Congress spokesperson Randeep Surjewala said the Narendra Modi-led government has brought the economy to a “bad shape”, and they cannot hide it with a mere power-point presentation.

“Finance Minister, the government through 32 slides of a power-point presentation cannot hide the bad shape of economy that the BJP has brought it to,” Surjewala said in a tweet. “The country is reeling under recession. The Modi government is only doing half and incomplete rollback of the provisions it imposed.”

“The GDP is falling badly, NPAs are rising rapidly day and night, but where is the concrete solution?” he asked.

Communist Party of India (Marxist) General Secretary Sitaram Yechury said the government’s fundamental policies were flawed and called the finance minister’s announcements cosmetic.

“Government’s announcements yesterday about the economy are nothing but another attempt at PR and managing headlines,” Yechury said in a tweet. “When fundamental policies are flawed, expertise is missing, there is no sense of direction and data constantly fudged, these cosmetic steps do not matter.”

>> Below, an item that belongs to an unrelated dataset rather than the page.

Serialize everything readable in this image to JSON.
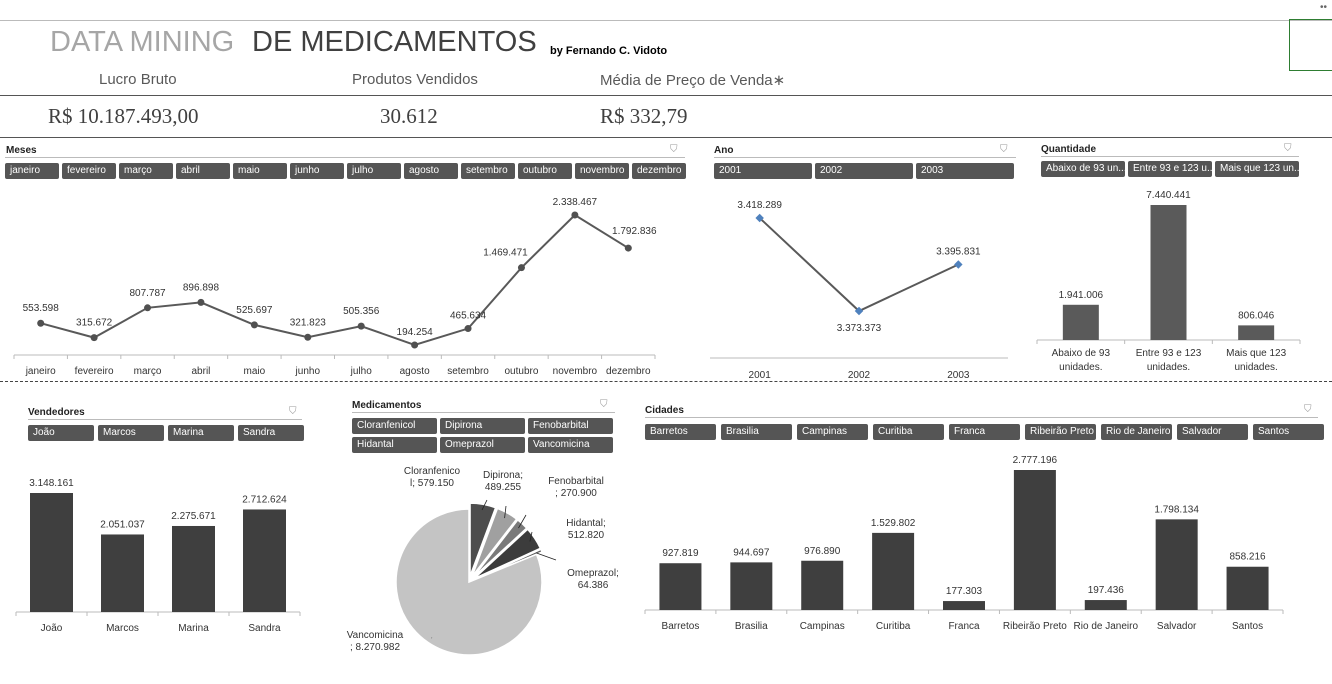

“Withdrawing surcharge on the super-rich, no concessions for farmers committing distress suicides or any plans for employment generation! What is left out from these proposals is any concern for crores of ordinary people!,” Yechury added.

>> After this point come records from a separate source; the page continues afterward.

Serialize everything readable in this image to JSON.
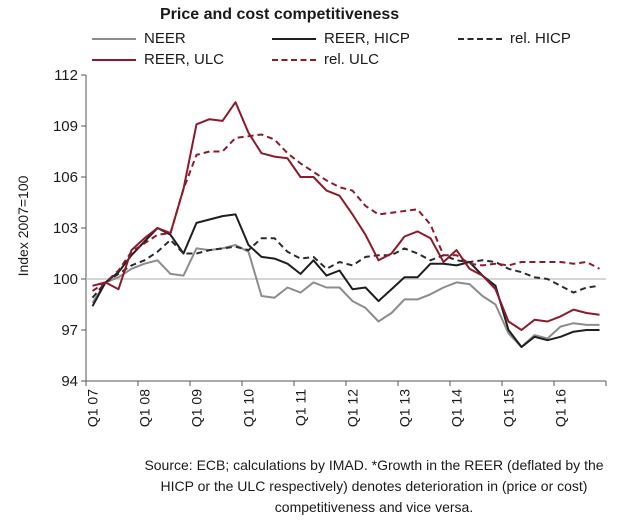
{
  "chart_data": {
    "type": "line",
    "title": "Price and cost competitiveness",
    "ylabel": "Index 2007=100",
    "ylim": [
      94,
      112
    ],
    "yticks": [
      94,
      97,
      100,
      103,
      106,
      109,
      112
    ],
    "reference_line": 100,
    "legend_position": "top",
    "x_tick_labels": [
      "Q1 07",
      "Q1 08",
      "Q1 09",
      "Q1 10",
      "Q1 11",
      "Q1 12",
      "Q1 13",
      "Q1 14",
      "Q1 15",
      "Q1 16"
    ],
    "x_start": "Q1 07",
    "n_points": 40,
    "series": [
      {
        "name": "NEER",
        "color": "#8c8c8c",
        "style": "solid",
        "values": [
          98.6,
          99.8,
          100.1,
          100.6,
          100.9,
          101.1,
          100.3,
          100.2,
          101.8,
          101.7,
          101.8,
          102.0,
          101.6,
          99.0,
          98.9,
          99.5,
          99.2,
          99.8,
          99.5,
          99.5,
          98.7,
          98.3,
          97.5,
          98.0,
          98.8,
          98.8,
          99.1,
          99.5,
          99.8,
          99.7,
          99.0,
          98.5,
          96.8,
          96.0,
          96.7,
          96.5,
          97.2,
          97.4,
          97.3,
          97.3
        ]
      },
      {
        "name": "REER, HICP",
        "color": "#1e1e1e",
        "style": "solid",
        "values": [
          98.4,
          99.8,
          100.4,
          101.4,
          102.2,
          103.0,
          102.6,
          101.5,
          103.3,
          103.5,
          103.7,
          103.8,
          102.0,
          101.3,
          101.2,
          100.9,
          100.3,
          101.1,
          100.2,
          100.5,
          99.4,
          99.5,
          98.7,
          99.4,
          100.1,
          100.1,
          100.9,
          100.9,
          100.8,
          101.0,
          100.2,
          99.6,
          97.0,
          96.0,
          96.6,
          96.4,
          96.6,
          96.9,
          97.0,
          97.0
        ]
      },
      {
        "name": "rel. HICP",
        "color": "#2b2b2b",
        "style": "dashed",
        "values": [
          98.9,
          99.8,
          100.3,
          100.8,
          101.1,
          101.6,
          102.3,
          101.5,
          101.5,
          101.7,
          101.8,
          101.9,
          101.7,
          102.4,
          102.4,
          101.6,
          101.2,
          101.3,
          100.6,
          101.0,
          100.8,
          101.3,
          101.4,
          101.4,
          101.8,
          101.5,
          101.1,
          101.4,
          101.1,
          101.0,
          101.1,
          101.0,
          100.6,
          100.4,
          100.1,
          100.0,
          99.6,
          99.2,
          99.5,
          99.6
        ]
      },
      {
        "name": "REER, ULC",
        "color": "#8c1a2a",
        "style": "solid",
        "values": [
          99.6,
          99.8,
          99.4,
          101.7,
          102.4,
          103.0,
          102.7,
          105.3,
          109.1,
          109.4,
          109.3,
          110.4,
          108.6,
          107.4,
          107.2,
          107.1,
          106.0,
          106.0,
          105.2,
          104.9,
          103.8,
          102.6,
          101.1,
          101.5,
          102.5,
          102.8,
          102.4,
          101.0,
          101.7,
          100.6,
          100.2,
          99.4,
          97.5,
          97.0,
          97.6,
          97.5,
          97.8,
          98.2,
          98.0,
          97.9
        ]
      },
      {
        "name": "rel. ULC",
        "color": "#8c1a2a",
        "style": "dashed",
        "values": [
          99.3,
          99.8,
          100.5,
          101.6,
          102.1,
          102.6,
          102.7,
          105.3,
          107.3,
          107.5,
          107.5,
          108.3,
          108.4,
          108.5,
          108.2,
          107.4,
          106.8,
          106.3,
          105.8,
          105.4,
          105.2,
          104.3,
          103.8,
          103.9,
          104.0,
          104.1,
          103.2,
          101.4,
          101.4,
          100.9,
          100.8,
          100.9,
          100.8,
          101.0,
          101.0,
          101.0,
          101.0,
          100.9,
          101.0,
          100.6
        ]
      }
    ],
    "source": "Source: ECB; calculations by IMAD. *Growth in the REER (deflated by the HICP or the ULC respectively) denotes deterioration in (price or cost) competitiveness and vice versa."
  }
}
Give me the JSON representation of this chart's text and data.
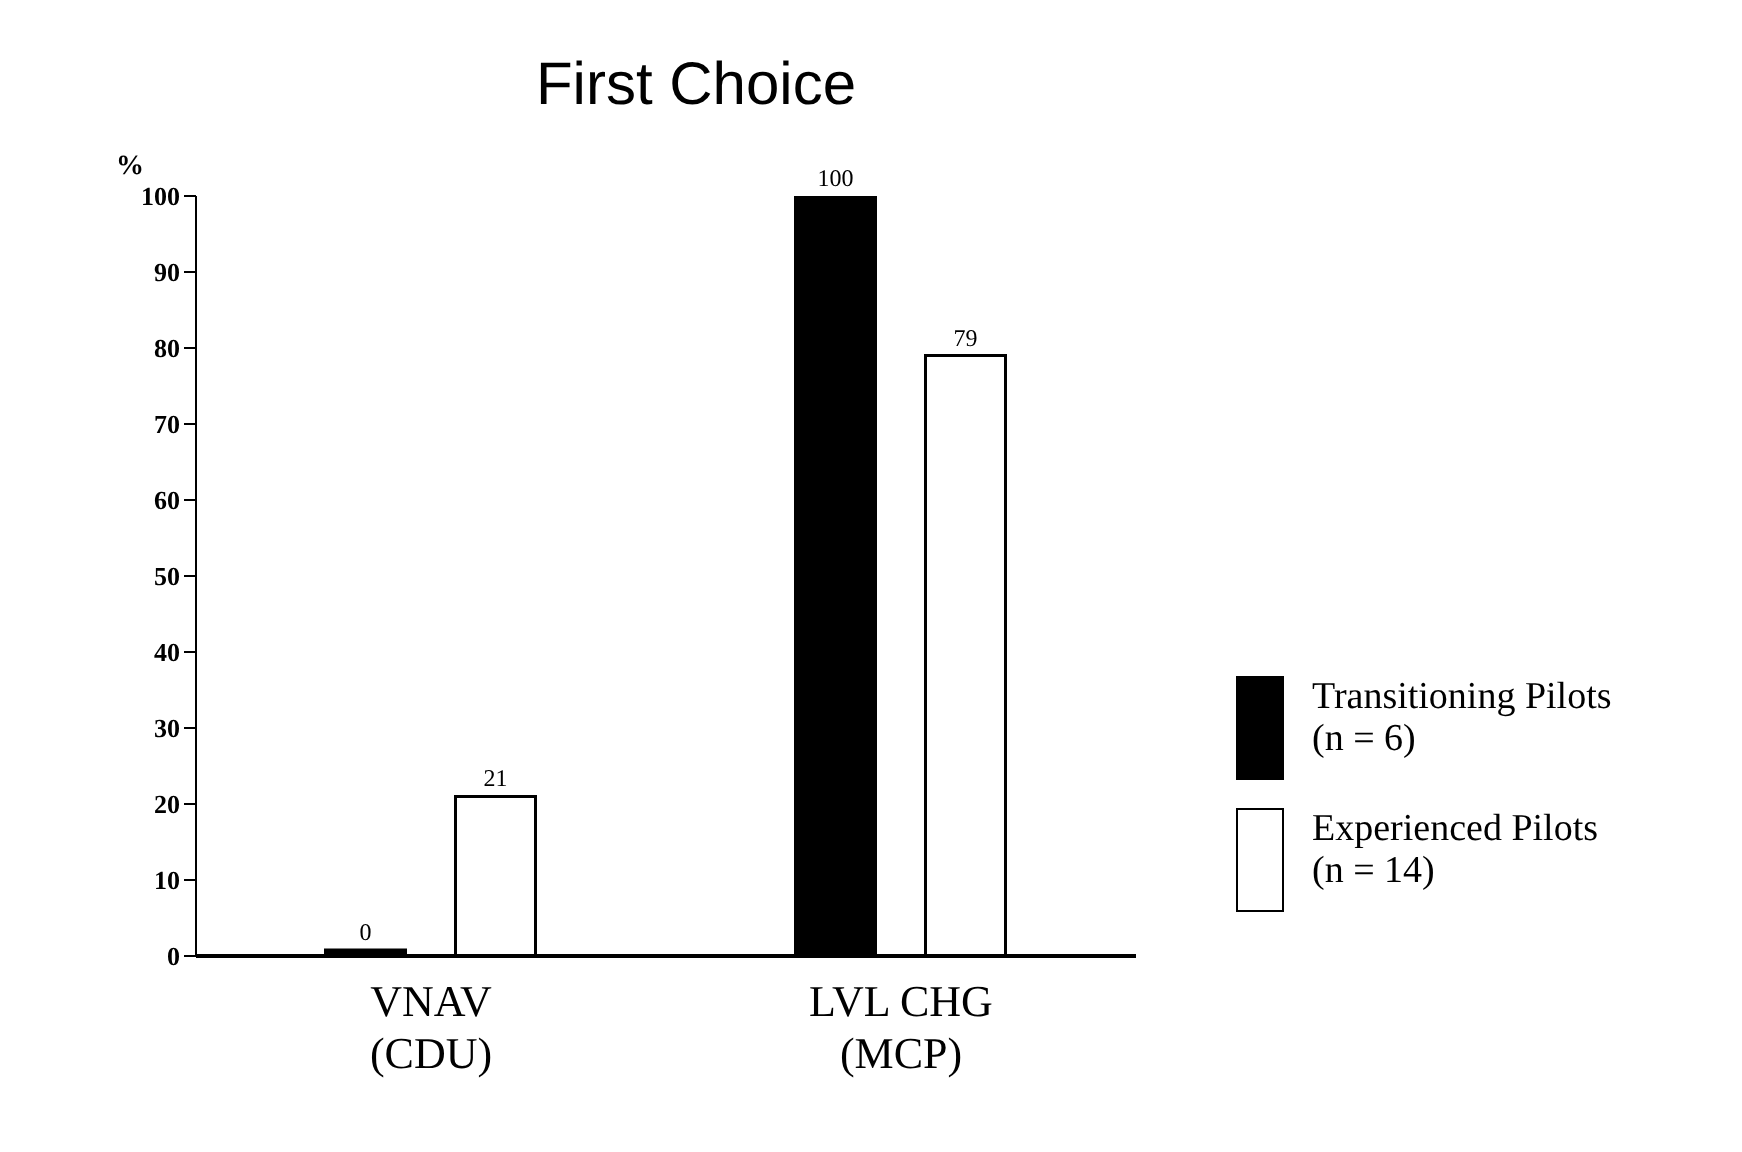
{
  "chart_data": {
    "type": "bar",
    "title": "First Choice",
    "ylabel": "%",
    "categories": [
      "VNAV\n(CDU)",
      "LVL CHG\n(MCP)"
    ],
    "series": [
      {
        "name": "Transitioning Pilots\n(n = 6)",
        "color": "#000000",
        "values": [
          0,
          100
        ]
      },
      {
        "name": "Experienced Pilots\n(n = 14)",
        "color": "#ffffff",
        "values": [
          21,
          79
        ]
      }
    ],
    "ylim": [
      0,
      100
    ],
    "yticks": [
      0,
      10,
      20,
      30,
      40,
      50,
      60,
      70,
      80,
      90,
      100
    ],
    "data_labels": true,
    "grid": false,
    "legend": "right"
  }
}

The CPI(M) leader also asked if Budget announcements have any sanctity left. “It is one of the most important functions of the Parliament, which seems to have been discarded in the favour of these PR exercises by the govt,” he said. “So much for democratic accountability.”

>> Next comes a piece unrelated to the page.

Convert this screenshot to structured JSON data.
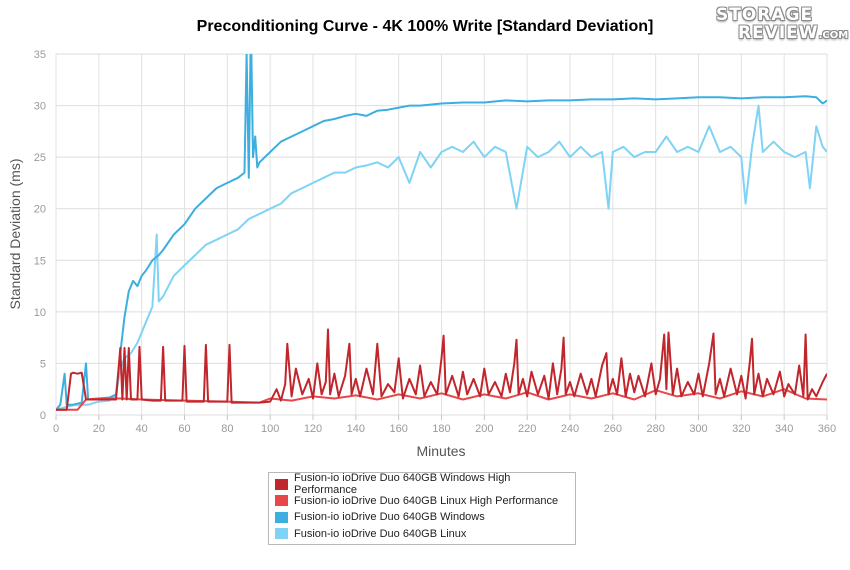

On Friday, Sitharaman had announced a slew of measures to revive economic growth and markets including the withdrawal of higher taxes for foreign portfolio investors, exemption of startups from angel tax, and a package to address distress in the auto sector and upfront infusion of Rs 70,000 crore to public sector banks.

The country’s GDP growth rate touched a five-year low of 5.8% in the January to March 2019 period. On Thursday, NITI Aayog Vice Chairperson Rajiv Kumar had called for extraordinary measures to deal with the crisis in the financial sector.